We know too little about the nutritional needs of runaway and homeless adolescents. Although national estimates have become dated and we have no comprehensive studies of the number of homeless adolescents in the USA20, the best available estimates place the number at about 500 00021,22. Given what may be conservative national estimates of the number of homeless adolescents nationally, and what are probably conservative estimates of food insecurity rates based on a sample from small to moderate-sized Midwest cities, about one-third or approximately 165 000 homeless and runaway adolescents went hungry (e.g. cut or missed meals, did not eat for a whole day and/or were hungry because they couldn't afford food) in the past 30 days. These adolescents are largely hidden from others and ignored by government policy-makers. They are missed in studies that address national hunger, yet they comprise one of the most nutritionally at-risk categories of children in the nation.

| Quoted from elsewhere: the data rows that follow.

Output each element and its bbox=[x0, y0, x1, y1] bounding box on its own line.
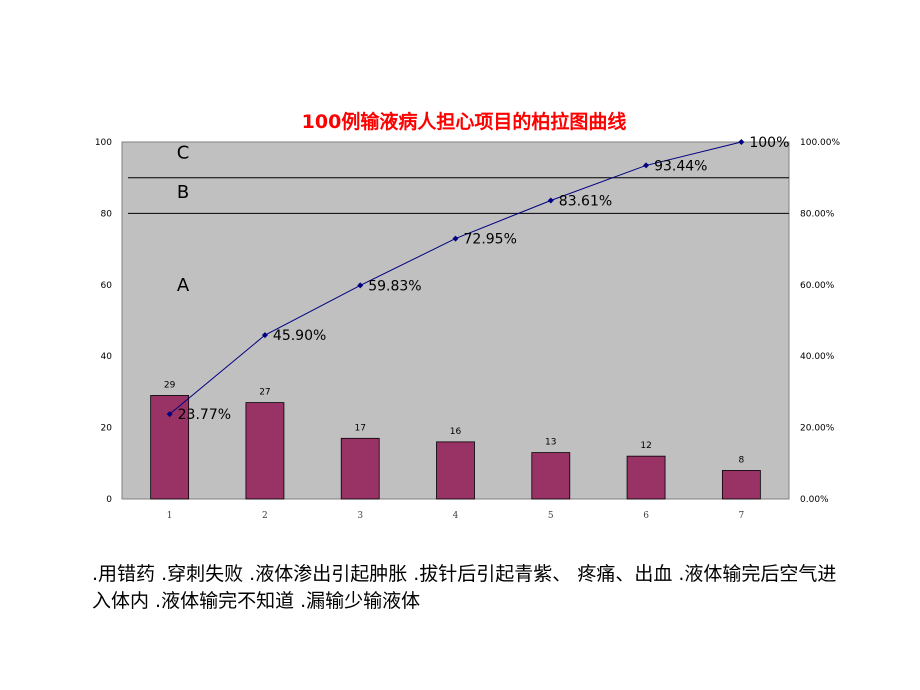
cumulative-label: 45.90% bbox=[273, 328, 326, 344]
cumulative-label: 83.61% bbox=[559, 194, 612, 210]
y-tick-label: 0 bbox=[106, 495, 112, 505]
cumulative-point bbox=[357, 282, 364, 289]
bar bbox=[245, 402, 285, 500]
y2-tick-label: 60.00% bbox=[800, 281, 835, 291]
y2-tick-label: 40.00% bbox=[800, 352, 835, 362]
cumulative-labels: 23.77% 45.90% 59.83% 72.95% 83.61% 93.44% 100% bbox=[178, 135, 790, 423]
y-axis-left: 0 20 40 60 80 100 bbox=[95, 138, 112, 505]
x-axis: 1 2 3 4 5 6 7 bbox=[167, 511, 745, 521]
y2-tick-label: 0.00% bbox=[800, 495, 829, 505]
y-axis-right: 0.00% 20.00% 40.00% 60.00% 80.00% 100.00% bbox=[800, 138, 840, 505]
y-tick-label: 80 bbox=[101, 209, 113, 219]
x-tick-label: 1 bbox=[167, 511, 173, 521]
y-tick-label: 40 bbox=[101, 352, 113, 362]
cumulative-point bbox=[261, 332, 268, 339]
bar bbox=[340, 437, 380, 500]
x-tick-label: 2 bbox=[262, 511, 268, 521]
zone-lines bbox=[128, 177, 789, 214]
cumulative-label: 100% bbox=[749, 135, 789, 151]
y-tick-label: 100 bbox=[95, 138, 112, 148]
bar-value-label: 8 bbox=[738, 455, 744, 465]
bar bbox=[436, 441, 475, 500]
x-tick-label: 4 bbox=[453, 511, 459, 521]
cumulative-line bbox=[166, 139, 745, 418]
y2-tick-label: 80.00% bbox=[800, 209, 835, 219]
chart-title: 100例输液病人担心项目的柏拉图曲线 bbox=[302, 110, 627, 133]
bar-labels: 29 27 17 16 13 12 8 bbox=[164, 380, 745, 465]
bar-value-label: 12 bbox=[640, 441, 651, 451]
cumulative-point bbox=[643, 162, 650, 169]
cumulative-label: 72.95% bbox=[464, 232, 517, 248]
cumulative-point bbox=[547, 197, 554, 204]
x-tick-label: 6 bbox=[643, 511, 649, 521]
zone-label-b: B bbox=[177, 182, 189, 203]
bar-value-label: 17 bbox=[354, 423, 365, 433]
cumulative-label: 59.83% bbox=[368, 278, 421, 294]
bar-value-label: 27 bbox=[259, 388, 270, 398]
cumulative-point bbox=[452, 235, 459, 242]
bar-value-label: 13 bbox=[545, 438, 556, 448]
cumulative-label: 23.77% bbox=[178, 407, 231, 423]
y-tick-label: 20 bbox=[101, 424, 113, 434]
cumulative-point bbox=[738, 139, 745, 145]
bar-value-label: 29 bbox=[164, 380, 176, 390]
x-tick-label: 3 bbox=[357, 511, 363, 521]
bar bbox=[531, 452, 571, 500]
y2-tick-label: 20.00% bbox=[800, 424, 835, 434]
y2-tick-label: 100.00% bbox=[800, 138, 840, 148]
x-tick-label: 7 bbox=[738, 511, 744, 521]
y-tick-label: 60 bbox=[101, 281, 113, 291]
cumulative-label: 93.44% bbox=[654, 158, 707, 174]
x-tick-label: 5 bbox=[548, 511, 554, 521]
bar bbox=[721, 470, 761, 500]
plot-area bbox=[121, 141, 790, 500]
bar bbox=[626, 455, 666, 500]
cumulative-point bbox=[166, 411, 173, 418]
category-legend-text: .用错药 .穿刺失败 .液体渗出引起肿胀 .拔针后引起青紫、 疼痛、出血 .液体… bbox=[92, 563, 837, 612]
bar-value-label: 16 bbox=[450, 427, 462, 437]
zone-labels: A BC bbox=[177, 143, 190, 296]
zone-label-c: C bbox=[177, 143, 190, 164]
zone-label-a: A bbox=[177, 275, 190, 296]
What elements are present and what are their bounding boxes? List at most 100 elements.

Food insecurity is but one of a myriad of health risks faced by runaway and homeless adolescents; however, it is a major developmental concern. Small and moderatesized cities often do not even acknowledge the presence of street youth in their communities let alone provide outreach and specialised food programmes. However, the problem of food insecurity could be addressed by innovative food outreach programmes that take food directly to the streets where the adolescents hang out or by supplying attractive, age-appropriate food programmes in drop-in centres. Some moderate-sized cities such as Des Moines have street outreach vans that supply sandwiches and other necessities directly on the streets. Others have drop-in centres specifically for young people that provide hot meals.

Over the past two decades, our society has come to accept homeless adults as part of the urban landscape. Although once a societal concern, recently homeless adolescents have dropped from public and policy attention. Our national nutrition policy-makers should include this significant population of young people in their strategies to eliminate hunger in our country.

Acknowledgement

This research was funded by the National Institute of Mental Health (MH 57110) (Les Whitbeck, Principal Investigator).